Такой курс развития Destiny фрустрировал Гризмера, и он начал ссориться с коллегами. Как-то раз он разослал письмо, где перечислял глубинные проблемы с дизайном, подмеченные им в Destiny. Как переносить игру на консоли нового поколения, вопрошал он, не пожертвовав крутыми фичами сугубо ради нового железа? Как сделать контент, который не приестся, даже когда люди будут проходить игру многократно? Но самое главное – как поженить требующий точной стрельбы шутер, где успех напрямую зависит от навыков игрока, с традиционным для ММО «принципом беговой дорожки»[69], привязывающим силу персонажа в основном к его уровню и снаряжению?
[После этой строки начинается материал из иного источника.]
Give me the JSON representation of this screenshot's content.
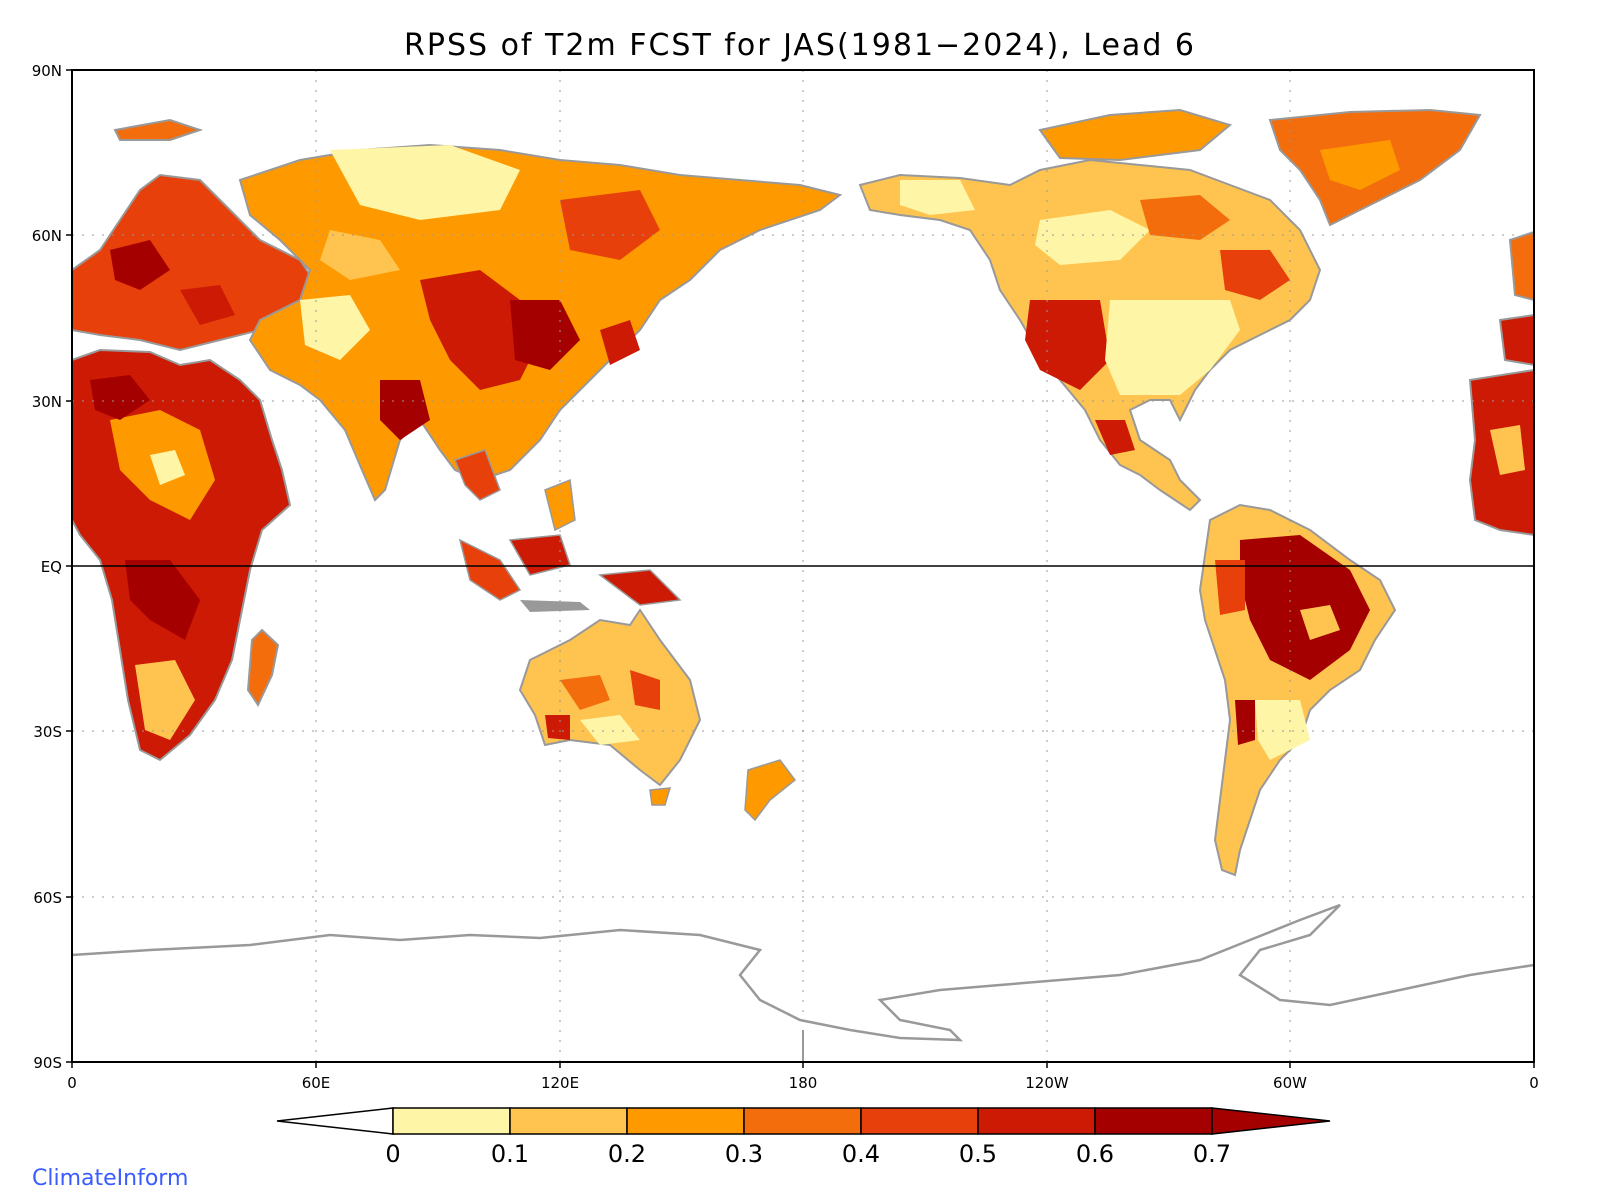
{
  "title": "RPSS of T2m FCST for JAS(1981−2024), Lead 6",
  "brand": "ClimateInform",
  "lat_labels": [
    "90N",
    "60N",
    "30N",
    "EQ",
    "30S",
    "60S",
    "90S"
  ],
  "lon_labels": [
    "0",
    "60E",
    "120E",
    "180",
    "120W",
    "60W",
    "0"
  ],
  "colorbar": {
    "ticks": [
      "0",
      "0.1",
      "0.2",
      "0.3",
      "0.4",
      "0.5",
      "0.6",
      "0.7"
    ],
    "colors": [
      "#ffffff",
      "#fff5a6",
      "#fec44f",
      "#fe9a00",
      "#f46d0c",
      "#e8400a",
      "#cc1a04",
      "#a50000",
      "#a50000"
    ],
    "extend": "both"
  },
  "map": {
    "projection": "cylindrical equidistant, centered on 180",
    "lat_range": [
      -90,
      90
    ],
    "lon_range": [
      0,
      360
    ],
    "grid": "dotted every 60 degrees longitude and 30 degrees latitude",
    "land_colors": {
      "ocean": "#ffffff",
      "coastline": "#999999",
      "boundaries": "#000000"
    }
  }
}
И однажды совет директоров Bungie попросил Гризмера написать заявление. «Для меня это – знак почета, – говорит он. – Ведь я принял сознательное решение. Мне не нравилось, как развивалась игра, и я сопротивлялся. Им оставалось либо согласиться с моей позицией, либо избавиться от меня».
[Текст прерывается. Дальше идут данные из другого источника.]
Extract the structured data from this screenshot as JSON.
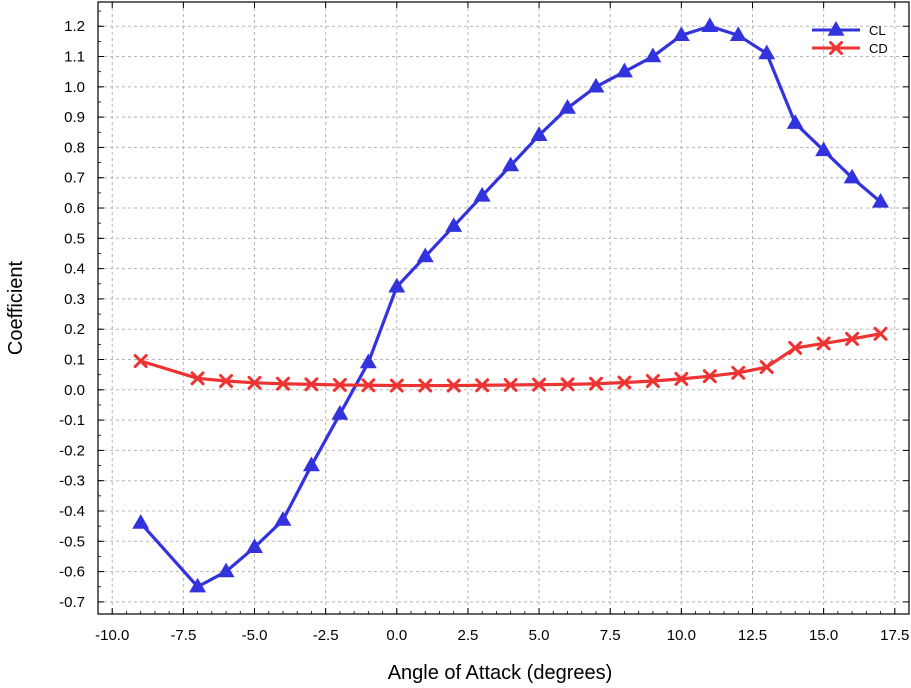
{
  "chart_data": {
    "type": "line",
    "title": "",
    "xlabel": "Angle of Attack (degrees)",
    "ylabel": "Coefficient",
    "xlim": [
      -10.5,
      18.0
    ],
    "ylim": [
      -0.74,
      1.28
    ],
    "xticks": [
      -10.0,
      -7.5,
      -5.0,
      -2.5,
      0.0,
      2.5,
      5.0,
      7.5,
      10.0,
      12.5,
      15.0,
      17.5
    ],
    "xtick_labels": [
      "-10.0",
      "-7.5",
      "-5.0",
      "-2.5",
      "0.0",
      "2.5",
      "5.0",
      "7.5",
      "10.0",
      "12.5",
      "15.0",
      "17.5"
    ],
    "yticks": [
      -0.7,
      -0.6,
      -0.5,
      -0.4,
      -0.3,
      -0.2,
      -0.1,
      0.0,
      0.1,
      0.2,
      0.3,
      0.4,
      0.5,
      0.6,
      0.7,
      0.8,
      0.9,
      1.0,
      1.1,
      1.2
    ],
    "ytick_labels": [
      "-0.7",
      "-0.6",
      "-0.5",
      "-0.4",
      "-0.3",
      "-0.2",
      "-0.1",
      "0.0",
      "0.1",
      "0.2",
      "0.3",
      "0.4",
      "0.5",
      "0.6",
      "0.7",
      "0.8",
      "0.9",
      "1.0",
      "1.1",
      "1.2"
    ],
    "grid": true,
    "legend_position": "top-right",
    "series": [
      {
        "name": "CL",
        "color": "#3333dd",
        "marker": "triangle",
        "x": [
          -9,
          -7,
          -6,
          -5,
          -4,
          -3,
          -2,
          -1,
          0,
          1,
          2,
          3,
          4,
          5,
          6,
          7,
          8,
          9,
          10,
          11,
          12,
          13,
          14,
          15,
          16,
          17
        ],
        "y": [
          -0.44,
          -0.65,
          -0.6,
          -0.52,
          -0.43,
          -0.25,
          -0.08,
          0.09,
          0.34,
          0.44,
          0.54,
          0.64,
          0.74,
          0.84,
          0.93,
          1.0,
          1.05,
          1.1,
          1.17,
          1.2,
          1.17,
          1.11,
          0.88,
          0.79,
          0.7,
          0.62
        ]
      },
      {
        "name": "CD",
        "color": "#ee3333",
        "marker": "x",
        "x": [
          -9,
          -7,
          -6,
          -5,
          -4,
          -3,
          -2,
          -1,
          0,
          1,
          2,
          3,
          4,
          5,
          6,
          7,
          8,
          9,
          10,
          11,
          12,
          13,
          14,
          15,
          16,
          17
        ],
        "y": [
          0.095,
          0.038,
          0.029,
          0.023,
          0.02,
          0.018,
          0.016,
          0.015,
          0.014,
          0.014,
          0.014,
          0.015,
          0.016,
          0.017,
          0.018,
          0.02,
          0.024,
          0.029,
          0.036,
          0.045,
          0.056,
          0.075,
          0.138,
          0.153,
          0.168,
          0.185
        ]
      }
    ]
  }
}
Он не был единственным. В последовавшие годы из студии ушли многие старые сотрудники, включая Вика Делеона, старшего художника по локациям; Адриана Переса, инженера; Маркуса Лейто, креативного директора Halo: Reach; и Пола Бертони, дизайн-директора. Позже в этот список попадет и президент Bungie Гарольд Райан.

«Bungie прошли путь от мелких задир до королей мира, а потом стали динозаврами, – говорит Гризмер. – И они собрали худшие черты всех этих стадий: инфантильность задир, высокомерие царей горы… и упрямую неспособность к переменам, присущую динозаврам».
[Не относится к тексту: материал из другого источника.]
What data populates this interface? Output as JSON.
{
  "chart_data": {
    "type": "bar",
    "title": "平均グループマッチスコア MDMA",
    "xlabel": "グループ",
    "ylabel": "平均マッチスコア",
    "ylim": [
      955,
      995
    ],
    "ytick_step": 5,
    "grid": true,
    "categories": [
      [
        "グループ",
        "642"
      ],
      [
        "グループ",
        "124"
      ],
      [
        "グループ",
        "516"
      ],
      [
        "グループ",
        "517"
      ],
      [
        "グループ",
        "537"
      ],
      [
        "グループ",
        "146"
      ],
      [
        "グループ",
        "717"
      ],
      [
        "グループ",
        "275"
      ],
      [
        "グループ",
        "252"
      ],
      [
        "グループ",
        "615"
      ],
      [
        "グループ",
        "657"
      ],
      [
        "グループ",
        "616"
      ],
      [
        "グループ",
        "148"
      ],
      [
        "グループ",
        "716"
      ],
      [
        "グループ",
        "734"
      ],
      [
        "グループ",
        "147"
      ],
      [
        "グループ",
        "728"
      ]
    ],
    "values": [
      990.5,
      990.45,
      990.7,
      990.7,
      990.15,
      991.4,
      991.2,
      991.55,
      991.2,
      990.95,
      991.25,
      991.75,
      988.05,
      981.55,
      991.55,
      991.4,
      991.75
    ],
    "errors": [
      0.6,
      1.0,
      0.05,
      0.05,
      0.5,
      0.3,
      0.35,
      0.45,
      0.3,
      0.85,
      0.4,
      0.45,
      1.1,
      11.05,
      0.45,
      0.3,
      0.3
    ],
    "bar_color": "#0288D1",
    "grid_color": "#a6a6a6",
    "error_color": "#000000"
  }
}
Лишь пару лет назад Bungie обрела независимость – и вот столкнулась с серьезными проблемами роста. Как подумал тогда Шейн Ким на памятном шумном собрании: бойся своих желаний.

В феврале 2013 года Bungie пригласили журналистов в свой офис в Бельвью, штат Вашингтон, где студия обитала с тех пор, как в 2009-м покинула Киркленд. Состоялась официальная презентация Destiny. За пару месяцев до этого какая-то информация уже успела просочиться в сеть, но это был ключевой момент – мероприятие, где Bungie наконец-то расскажут, что же такое Destiny. Стоя на огромной сцене, ведущие специалисты Bungie сыпали чрезмерными, амбициозными обещаниями. Они описывали Destiny как «первый в мире шутер с общим миром» – игру, где ваш герой сможет легко встречаться с друзьями и незнакомцами что в болотах Чикаго, что на кольцах Сатурна. Джеймс Джонс с коллегами отговаривали журналистов называть эту игру ММО, потому что все было чуть иначе. Destiny была полу-Halo, полу-World of Warcraft. Но оставалось неясным, что именно скрепляет эти две половины.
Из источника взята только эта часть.